Idiopathic thrombocytopenic purpura involves the lysis of platelets after binding to antiplatelet autoantibodies. Compensatory production of platelets in the bone marrow occurs following this. Its acute form is mostly self-limiting, but chronic forms may last.
- Clinical Manifestations: mostly asymptomatic; easy bruising, petechiae, purpura, heavy menses and mucosal bleeding, thrombocytopenia
- Diagnostics: Decreased platelet count, increased bleeding time, and increased megakaryocyte (immature thrombocyte) counts in a bone marrow aspiration procedure.
- Medical Management: maintenance of a safe platelet count. Platelet infusions are avoided, as they will simply be destroyed. It is only used for cases of catastrophic bleeding.

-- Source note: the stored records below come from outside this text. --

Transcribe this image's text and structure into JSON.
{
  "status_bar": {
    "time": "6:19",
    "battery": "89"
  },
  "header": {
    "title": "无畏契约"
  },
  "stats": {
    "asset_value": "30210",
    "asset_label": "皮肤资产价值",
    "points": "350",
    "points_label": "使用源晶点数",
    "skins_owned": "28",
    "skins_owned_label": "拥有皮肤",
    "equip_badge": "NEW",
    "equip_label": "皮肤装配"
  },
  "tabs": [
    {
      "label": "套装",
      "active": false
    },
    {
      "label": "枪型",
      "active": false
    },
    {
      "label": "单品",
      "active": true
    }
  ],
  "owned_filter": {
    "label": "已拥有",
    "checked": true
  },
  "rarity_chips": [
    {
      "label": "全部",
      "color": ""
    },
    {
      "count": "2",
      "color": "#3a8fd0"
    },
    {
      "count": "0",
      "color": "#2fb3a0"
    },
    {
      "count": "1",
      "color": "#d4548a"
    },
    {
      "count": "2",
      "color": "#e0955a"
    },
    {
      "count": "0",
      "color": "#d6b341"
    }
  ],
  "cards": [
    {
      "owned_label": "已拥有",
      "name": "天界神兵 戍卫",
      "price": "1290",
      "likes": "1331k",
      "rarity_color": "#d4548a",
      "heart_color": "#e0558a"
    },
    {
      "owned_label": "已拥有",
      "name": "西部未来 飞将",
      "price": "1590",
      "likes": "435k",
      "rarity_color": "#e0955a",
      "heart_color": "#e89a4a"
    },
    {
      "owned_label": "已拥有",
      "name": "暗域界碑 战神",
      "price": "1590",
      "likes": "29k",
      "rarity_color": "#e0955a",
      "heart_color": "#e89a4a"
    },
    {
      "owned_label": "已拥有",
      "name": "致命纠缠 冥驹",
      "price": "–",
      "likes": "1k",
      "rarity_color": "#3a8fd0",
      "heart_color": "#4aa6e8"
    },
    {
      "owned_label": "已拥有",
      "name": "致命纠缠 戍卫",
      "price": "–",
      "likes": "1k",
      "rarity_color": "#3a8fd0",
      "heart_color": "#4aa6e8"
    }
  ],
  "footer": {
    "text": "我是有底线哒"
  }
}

- A splenectomy may be done (the spleen being the producer of the antiplatelet autoantibody and site of destruction). Unsure, but has been shown to work in 85% of patients.
- Pharmacologic Therapy: Immunosuppressants are the treatment of choice. Bone disease should be monitored for patients on long-term management. Supplementation of Calcium and Vitamin D may be beneficial.
- Nursing Interventions:
- Bleeding: risk assessment based on lifestyle, medications being taken, and physical assessment for sites of bleeding. Assess neurologic signs for bleeding.
- Teach the patient to avoid vigorous sexual activity when platelet count is below 10k/mm³.